NYCLA anticipates that the State and City will immediately serve notices of their intent to appeal the Judgment, thereby triggering an automatic stay of proceedings to enforce the Judgment pursuant to CPLR 5519(a)(1).
Simultaneous with the entry of Judgment, NYCLA separately released a position paper today expressing the view that the CPLR 5519(a)(1) automatic stay will apply only to the permanent injunctive relief, which directs the payment of the new rate of $90 per hour, and will not apply to the declaratory relief granted in the Judgment. As a result, NYCLA believes that there is now no valid statutory requirement in effect in New York City limiting compensation for assigned counsel to only $25 and $40 per hour; hence, individual trial and appellate judges have inherent judicial authority to grant a higher rate on a case-by-case basis as they may deem appropriate.
To alleviate the continuing crisis in the assigned counsel system, NYCLA asserts that assigned counsel may, and should, submit vouchers seeking compensation at a rate that exceeds $25 and $40 per hour, accompanied by a written request that, in the absence of any valid statute now in effect in New York City limiting the rates to $25 and $40, the trial or appellate judge exercise his or her own inherent judicial authority to fix an appropriate rate. NYCLA suggests that assigned counsel submit vouchers seeking $90 per hour for work performed in-court and out-of-court. NYCLA believes that $90 is the minimal amount necessary to ensure that constitutionally adequate representation can be provided. Trial and appellate judges may refer to the findings made by Justice Suarez in the Judgment and earlier findings by U.S. Eastern District Court Judge Jack B. Weinstein in his decision in Nicholson v. Williams, both of which conclude that the current rates result in substantial and immediate irreparable constitutional injury to children and indigent adults in New York City.

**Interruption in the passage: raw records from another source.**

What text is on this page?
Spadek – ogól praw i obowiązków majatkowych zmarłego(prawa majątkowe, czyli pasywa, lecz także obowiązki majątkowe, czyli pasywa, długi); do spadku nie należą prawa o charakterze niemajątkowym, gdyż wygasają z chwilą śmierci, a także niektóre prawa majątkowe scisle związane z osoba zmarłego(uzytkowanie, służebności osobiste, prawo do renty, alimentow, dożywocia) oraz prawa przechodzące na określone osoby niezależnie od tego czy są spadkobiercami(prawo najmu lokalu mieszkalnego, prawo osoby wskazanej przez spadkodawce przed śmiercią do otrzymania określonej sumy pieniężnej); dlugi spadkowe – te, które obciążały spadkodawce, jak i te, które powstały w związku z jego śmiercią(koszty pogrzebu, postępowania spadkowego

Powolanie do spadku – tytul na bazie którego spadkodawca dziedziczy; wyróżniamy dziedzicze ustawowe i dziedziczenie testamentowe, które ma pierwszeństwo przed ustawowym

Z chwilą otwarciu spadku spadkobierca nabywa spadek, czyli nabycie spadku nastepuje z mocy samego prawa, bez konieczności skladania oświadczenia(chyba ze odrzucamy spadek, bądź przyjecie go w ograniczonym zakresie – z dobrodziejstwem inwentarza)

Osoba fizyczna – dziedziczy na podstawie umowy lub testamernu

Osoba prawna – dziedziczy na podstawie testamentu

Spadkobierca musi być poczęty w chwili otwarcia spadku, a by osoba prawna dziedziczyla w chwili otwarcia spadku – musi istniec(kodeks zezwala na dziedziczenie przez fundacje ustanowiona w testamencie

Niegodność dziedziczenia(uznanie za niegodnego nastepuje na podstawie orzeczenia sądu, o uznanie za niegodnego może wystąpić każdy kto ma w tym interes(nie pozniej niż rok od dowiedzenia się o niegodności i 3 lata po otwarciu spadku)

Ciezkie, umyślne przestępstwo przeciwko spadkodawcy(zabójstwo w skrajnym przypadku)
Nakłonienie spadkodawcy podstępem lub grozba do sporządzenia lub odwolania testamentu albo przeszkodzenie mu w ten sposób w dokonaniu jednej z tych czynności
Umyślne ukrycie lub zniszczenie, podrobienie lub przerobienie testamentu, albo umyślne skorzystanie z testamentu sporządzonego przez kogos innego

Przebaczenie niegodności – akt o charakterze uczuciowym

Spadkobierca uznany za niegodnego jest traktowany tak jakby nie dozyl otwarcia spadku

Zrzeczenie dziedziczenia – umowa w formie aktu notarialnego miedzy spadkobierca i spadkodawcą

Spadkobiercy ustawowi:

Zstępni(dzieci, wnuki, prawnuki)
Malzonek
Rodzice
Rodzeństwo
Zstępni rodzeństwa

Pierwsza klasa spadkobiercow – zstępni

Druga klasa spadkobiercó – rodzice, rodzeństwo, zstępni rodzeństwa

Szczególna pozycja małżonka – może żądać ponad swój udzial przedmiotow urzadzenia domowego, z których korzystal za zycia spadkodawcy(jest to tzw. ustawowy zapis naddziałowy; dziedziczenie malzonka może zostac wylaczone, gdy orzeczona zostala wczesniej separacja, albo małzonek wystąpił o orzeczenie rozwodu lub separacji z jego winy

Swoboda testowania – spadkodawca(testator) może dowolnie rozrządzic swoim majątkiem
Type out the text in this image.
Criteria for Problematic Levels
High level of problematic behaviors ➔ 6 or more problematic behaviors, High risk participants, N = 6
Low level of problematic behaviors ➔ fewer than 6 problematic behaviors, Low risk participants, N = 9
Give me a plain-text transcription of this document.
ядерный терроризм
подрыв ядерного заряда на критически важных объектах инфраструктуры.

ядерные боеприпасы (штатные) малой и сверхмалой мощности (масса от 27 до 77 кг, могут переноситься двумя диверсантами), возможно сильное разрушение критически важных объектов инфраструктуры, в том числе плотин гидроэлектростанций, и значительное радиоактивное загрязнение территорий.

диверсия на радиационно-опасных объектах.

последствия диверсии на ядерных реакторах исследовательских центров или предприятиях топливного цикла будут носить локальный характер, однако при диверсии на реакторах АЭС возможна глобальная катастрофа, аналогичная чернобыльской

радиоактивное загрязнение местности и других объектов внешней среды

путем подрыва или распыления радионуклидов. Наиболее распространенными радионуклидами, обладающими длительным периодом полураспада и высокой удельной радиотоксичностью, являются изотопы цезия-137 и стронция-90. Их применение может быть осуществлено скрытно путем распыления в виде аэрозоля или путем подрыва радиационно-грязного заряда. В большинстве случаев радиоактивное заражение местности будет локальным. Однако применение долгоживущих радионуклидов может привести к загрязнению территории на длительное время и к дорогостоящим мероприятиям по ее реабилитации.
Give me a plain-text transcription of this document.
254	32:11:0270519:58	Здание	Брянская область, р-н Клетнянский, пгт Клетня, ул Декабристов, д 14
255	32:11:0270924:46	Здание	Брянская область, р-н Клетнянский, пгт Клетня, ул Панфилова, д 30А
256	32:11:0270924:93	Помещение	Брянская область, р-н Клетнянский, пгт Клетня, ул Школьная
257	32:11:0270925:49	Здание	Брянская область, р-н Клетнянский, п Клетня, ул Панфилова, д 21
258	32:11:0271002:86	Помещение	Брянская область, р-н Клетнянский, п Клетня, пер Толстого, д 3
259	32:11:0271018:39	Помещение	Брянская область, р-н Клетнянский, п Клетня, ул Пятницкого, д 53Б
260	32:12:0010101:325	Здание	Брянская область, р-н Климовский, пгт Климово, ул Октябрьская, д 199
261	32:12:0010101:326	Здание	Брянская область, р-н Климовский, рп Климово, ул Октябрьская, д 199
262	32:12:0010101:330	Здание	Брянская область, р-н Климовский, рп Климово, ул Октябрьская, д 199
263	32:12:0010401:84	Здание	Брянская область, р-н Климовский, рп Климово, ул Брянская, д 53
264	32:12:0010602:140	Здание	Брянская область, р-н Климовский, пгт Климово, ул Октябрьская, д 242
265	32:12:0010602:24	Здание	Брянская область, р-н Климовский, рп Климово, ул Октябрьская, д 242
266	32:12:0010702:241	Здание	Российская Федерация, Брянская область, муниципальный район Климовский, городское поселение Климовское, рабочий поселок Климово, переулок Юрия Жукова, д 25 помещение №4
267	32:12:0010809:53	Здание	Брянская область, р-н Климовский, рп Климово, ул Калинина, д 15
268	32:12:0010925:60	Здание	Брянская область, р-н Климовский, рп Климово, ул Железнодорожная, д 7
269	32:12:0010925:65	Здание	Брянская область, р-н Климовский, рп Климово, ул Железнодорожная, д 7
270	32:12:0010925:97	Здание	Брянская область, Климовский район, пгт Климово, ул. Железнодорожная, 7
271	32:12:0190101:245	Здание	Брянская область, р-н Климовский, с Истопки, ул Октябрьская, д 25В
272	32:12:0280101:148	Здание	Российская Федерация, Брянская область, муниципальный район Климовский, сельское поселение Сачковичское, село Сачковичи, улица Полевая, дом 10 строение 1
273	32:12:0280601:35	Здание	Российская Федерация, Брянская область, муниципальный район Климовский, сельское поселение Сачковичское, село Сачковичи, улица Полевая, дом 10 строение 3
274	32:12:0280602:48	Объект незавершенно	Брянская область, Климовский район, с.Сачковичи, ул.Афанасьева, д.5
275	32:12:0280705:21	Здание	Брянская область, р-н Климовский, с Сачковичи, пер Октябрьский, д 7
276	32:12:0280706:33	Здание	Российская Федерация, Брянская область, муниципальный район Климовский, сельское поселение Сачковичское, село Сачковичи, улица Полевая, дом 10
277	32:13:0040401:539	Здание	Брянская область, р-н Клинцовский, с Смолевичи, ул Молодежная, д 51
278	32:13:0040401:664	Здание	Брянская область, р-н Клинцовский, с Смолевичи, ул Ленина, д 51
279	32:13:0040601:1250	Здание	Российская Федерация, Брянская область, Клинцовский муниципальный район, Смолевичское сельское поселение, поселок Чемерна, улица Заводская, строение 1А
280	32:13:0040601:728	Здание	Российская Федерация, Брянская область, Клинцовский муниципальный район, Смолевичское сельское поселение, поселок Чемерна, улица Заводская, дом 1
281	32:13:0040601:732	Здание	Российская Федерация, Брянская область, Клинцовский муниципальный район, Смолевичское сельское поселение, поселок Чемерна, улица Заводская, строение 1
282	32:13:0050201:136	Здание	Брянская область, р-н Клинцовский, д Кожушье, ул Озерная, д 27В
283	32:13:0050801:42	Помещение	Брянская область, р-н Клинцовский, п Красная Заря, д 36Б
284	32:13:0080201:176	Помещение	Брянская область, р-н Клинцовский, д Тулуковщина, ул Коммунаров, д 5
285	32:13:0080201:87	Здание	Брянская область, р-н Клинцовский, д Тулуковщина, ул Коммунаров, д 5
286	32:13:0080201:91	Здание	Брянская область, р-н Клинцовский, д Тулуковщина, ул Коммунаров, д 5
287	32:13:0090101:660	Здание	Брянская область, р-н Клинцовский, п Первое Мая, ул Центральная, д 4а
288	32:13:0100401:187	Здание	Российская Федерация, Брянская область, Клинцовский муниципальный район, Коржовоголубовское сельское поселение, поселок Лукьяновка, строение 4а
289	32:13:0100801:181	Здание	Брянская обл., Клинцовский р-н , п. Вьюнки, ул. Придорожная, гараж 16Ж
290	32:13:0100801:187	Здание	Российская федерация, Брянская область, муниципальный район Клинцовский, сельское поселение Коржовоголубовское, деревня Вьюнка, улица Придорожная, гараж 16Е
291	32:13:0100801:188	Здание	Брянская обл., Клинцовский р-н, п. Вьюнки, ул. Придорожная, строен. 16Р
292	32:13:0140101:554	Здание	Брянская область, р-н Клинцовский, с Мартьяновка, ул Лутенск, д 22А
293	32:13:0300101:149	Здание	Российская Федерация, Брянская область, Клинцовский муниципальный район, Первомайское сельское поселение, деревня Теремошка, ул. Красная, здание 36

NYCLA also announced that it plans to file papers in the Appellate Division, First Department as soon as possible seeking an order to vacate the automatic stay of that portion of the Judgment granting a permanent injunction directing the State and City to pay assigned counsel $90 per hour.
NYCLA’s Executive Committee has issued the following statement, urging the state to immediately drop its opposition to a rate increase:
“It is time for our public officials to act in accordance with their words. As Justice Suarez noted in his opinion, every responsible leader, including the leaders of the Legislature, Governor Pataki and Attorney General Spitzer, who is representing the State, have acknowledged the assigned counsel crisis and have called for rate reform. After 17 years of inaction our public officials should no longer ignore their constitutional duty to protect the poorest and most vulnerable citizens of New York. Any stay of the Judgment should be lifted and the Legislature should act.”